Question the second: When I move out next month, is this friendship worth saving? A. makes horrible choices for which she takes no responsibility, and is a bitch to me because I’ve managed to handle my post-college life pretty much like a normal person. She’s sulky and unresponsive to any attempts I make at civilized conversation. Most of her other friends have dropped her since her marriage and her family isn’t too thrilled with her either. I’d feel rotten giving up on her completely when she’s got no one else, and I’ve let her know that my door is always open to her when she feels the need to get away from C. temporarily or permanently. Is there anything else I can or should do, am I being a chump for even wanting to salvage the friendship, or am I being a judgmental jerk about the whole thing?

Bridesmaid in hell


Dear Bridesmaid,

In order: No, there isn’t, but you should do it anyway and fuck the “nice” business; no, it isn’t; no, there isn’t, because she’s a voting adult; yes; no.

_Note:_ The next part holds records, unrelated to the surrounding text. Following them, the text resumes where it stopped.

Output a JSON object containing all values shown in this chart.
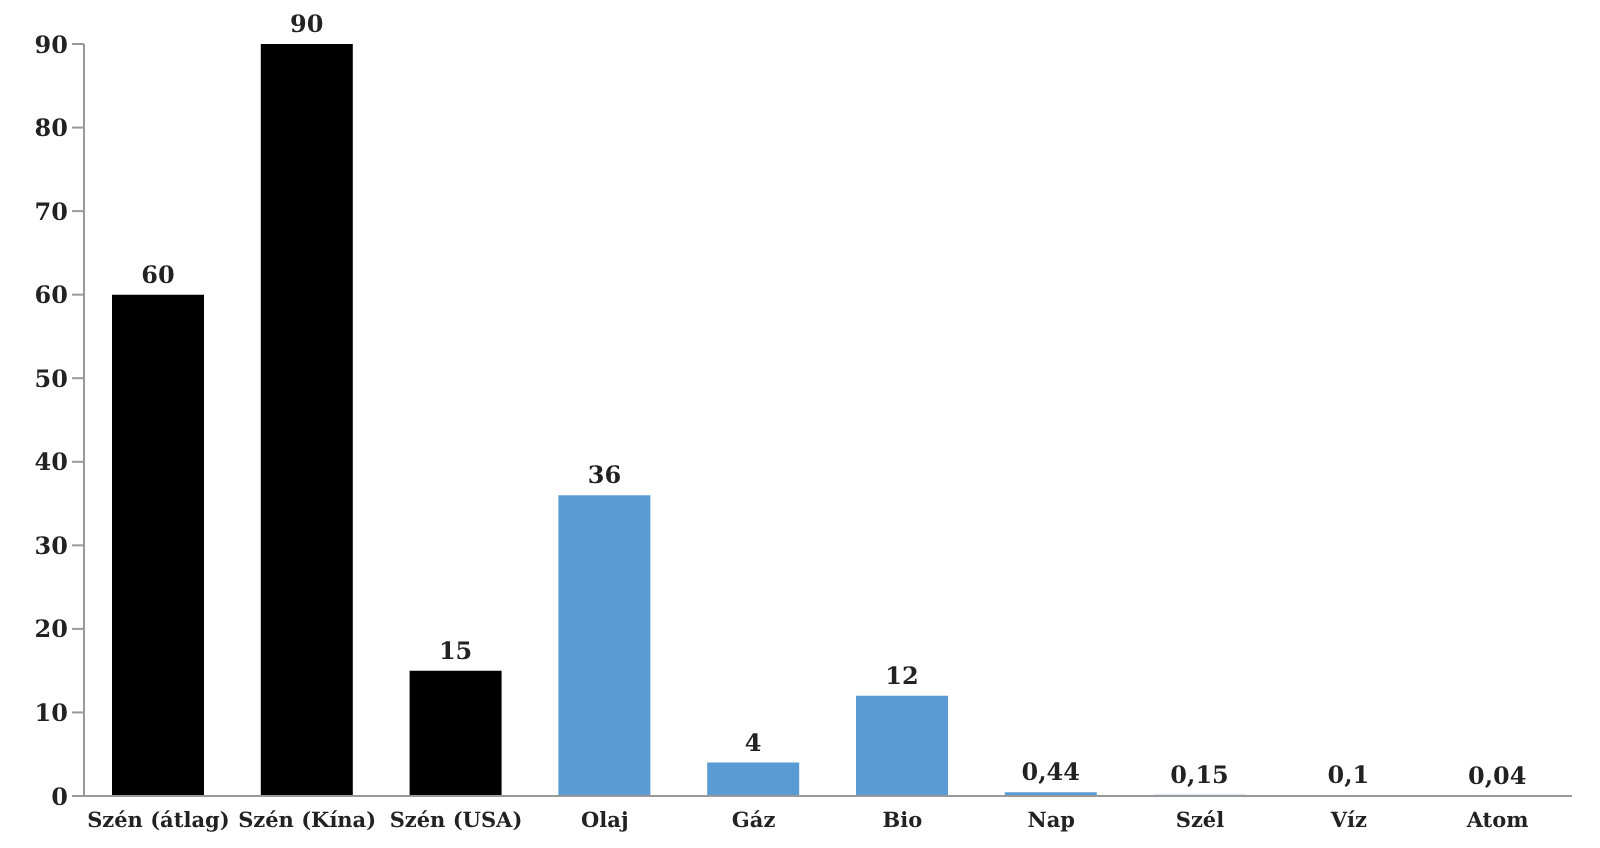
{
  "chart_data": {
    "type": "bar",
    "categories": [
      "Szén (átlag)",
      "Szén (Kína)",
      "Szén (USA)",
      "Olaj",
      "Gáz",
      "Bio",
      "Nap",
      "Szél",
      "Víz",
      "Atom"
    ],
    "values": [
      60,
      90,
      15,
      36,
      4,
      12,
      0.44,
      0.15,
      0.1,
      0.04
    ],
    "value_labels": [
      "60",
      "90",
      "15",
      "36",
      "4",
      "12",
      "0,44",
      "0,15",
      "0,1",
      "0,04"
    ],
    "colors": [
      "#000000",
      "#000000",
      "#000000",
      "#5b9bd5",
      "#5b9bd5",
      "#5b9bd5",
      "#5b9bd5",
      "#5b9bd5",
      "#5b9bd5",
      "#5b9bd5"
    ],
    "ylim": [
      0,
      90
    ],
    "yticks": [
      0,
      10,
      20,
      30,
      40,
      50,
      60,
      70,
      80,
      90
    ],
    "grid": false
  }
}
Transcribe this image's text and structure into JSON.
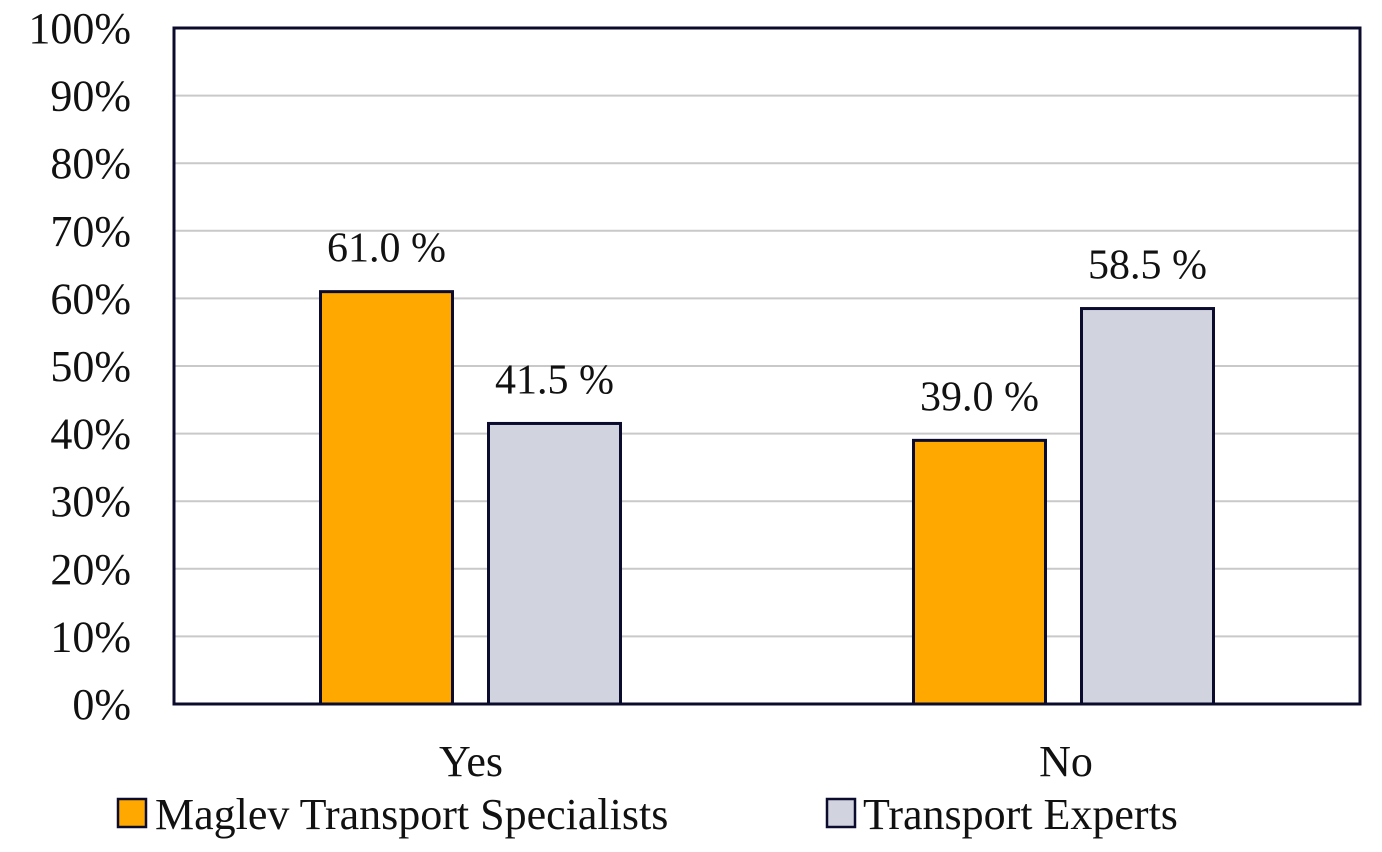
{
  "chart_data": {
    "type": "bar",
    "categories": [
      "Yes",
      "No"
    ],
    "series": [
      {
        "name": "Maglev Transport Specialists",
        "values": [
          61.0,
          39.0
        ],
        "labels": [
          "61.0 %",
          "39.0 %"
        ],
        "color": "#FFA800"
      },
      {
        "name": "Transport Experts",
        "values": [
          41.5,
          58.5
        ],
        "labels": [
          "41.5 %",
          "58.5 %"
        ],
        "color": "#D1D3DE"
      }
    ],
    "title": "",
    "xlabel": "",
    "ylabel": "",
    "ylim": [
      0,
      100
    ],
    "yticks": [
      "0%",
      "10%",
      "20%",
      "30%",
      "40%",
      "50%",
      "60%",
      "70%",
      "80%",
      "90%",
      "100%"
    ],
    "grid": true,
    "legend_position": "bottom"
  },
  "colors": {
    "gridline": "#c9c9c9",
    "bar_outline": "#0b0b2e",
    "plot_border": "#0b0b2e"
  }
}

A. doesn’t want, or deserve, your help. What she deserves is a backhand across the face for kicking your cats, and so does C. — and frankly, so do you for letting them get away with that shit. I mean, will you wake up and smell the Jerry Springer? Why on earth would you live with a married couple, especially you barely know the husband at all, and the wife barely knows him either? Why wouldn’t you move out as soon as it became clear that he planned to move in whether you liked it or not? Why wouldn’t you see one or two instances of the behavior you’ve cited and either kick them out or leave yourself? She’s “got no one else” for a reason, namely that she’s a spiteful twat, and so is her husband.

If you had it to do over again, I hope you’d grow a spine and do it differently, but you don’t, so when you move out, don’t leave a number and let her ruin her life without you as an audience. She sucks. Enough already.